Arts A Part, Not Apart
posted by August 28 at 9:30 AMon
If I were to pick a city for a weekend trip this fall, it would be San Francisco, where SFMOMA has big doses of single artists planned. There’s the traveling Jeff Wall retrospective, which was worth the 20-dollar entry fee I paid earlier this year just to stand in front of and mentally riff off of this at MoMA in New York:
Picture for Women, 1979
There’s also Douglas Gordon’s Pretty much every film and video work from about 1992 until now. To be seen on monitors, some with headphones, others run silently and all simultaneously. (should be a show easy to take in in an afternoon, don’t you think?), and in the vaunted dead-artist spot comes the seminal Joseph Cornell retrospective, Navigating the Imagination, in its only West Coast stop.
And then there’s the big, first-ever American Olafur Eliasson survey, called Take Your Time, with works dating back to 1993 and two new major pieces. One of those is a kaleidoscopic tunnel that will envelop the museum’s death-defying internal steel truss bridge, and the other is the transformation of a hydrogen-powered BMW race car. The car will be coated in steel mesh, stainless steel, and ice—and displayed in a room-sized freezer. (Transformed cars are a theme this fall—Liz Cohen’s working on finishing up the car in Bodywork.)
Artforum.com has a description of the Süddeutsche Zeitung’s visit to Eliasson’s Berlin studio, which is busy with preparations for the show. In an interview, Eliasson laid out his utopian anti-utopian philosophy more clearly than I’ve heard him do before (even in that New Yorker piece last November).
“My observation is that the artistic avant-garde, with its visions, excluded itself from society,” said the artist. In contrast to the “non-places” of modernist utopian visions, Eliasson’s studio—which employs thirty people, including twelve architects—is more realistic. “My laboratory is not a satellite of society. It’s feasible; there’s a real economy and material that you can put your hands on.”

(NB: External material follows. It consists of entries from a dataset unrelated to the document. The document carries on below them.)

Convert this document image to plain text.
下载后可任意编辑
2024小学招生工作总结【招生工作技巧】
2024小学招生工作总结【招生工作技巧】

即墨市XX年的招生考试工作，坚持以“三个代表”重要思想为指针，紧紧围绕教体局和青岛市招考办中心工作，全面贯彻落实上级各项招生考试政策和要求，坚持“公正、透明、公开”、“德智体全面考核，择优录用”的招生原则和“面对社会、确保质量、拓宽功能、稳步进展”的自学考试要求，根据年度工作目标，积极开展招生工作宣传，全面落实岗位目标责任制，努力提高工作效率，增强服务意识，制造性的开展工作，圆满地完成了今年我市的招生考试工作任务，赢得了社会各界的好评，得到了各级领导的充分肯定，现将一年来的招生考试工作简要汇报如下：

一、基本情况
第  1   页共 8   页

Since Eliasson wants art to have an integrated function in society, his studio shies away from commercial fetishism. “So that art finds its place in the world today,” says Eliasson, “it must leave ideas of exclusivity and egoism behind—it must be inclusive and recognize causalities. That sounds incredibly holistic, but it’s not meant like that. My last book was called Your Commitment Has Consequences. That’s the way I want to operate my studio. It’s a part of our time.”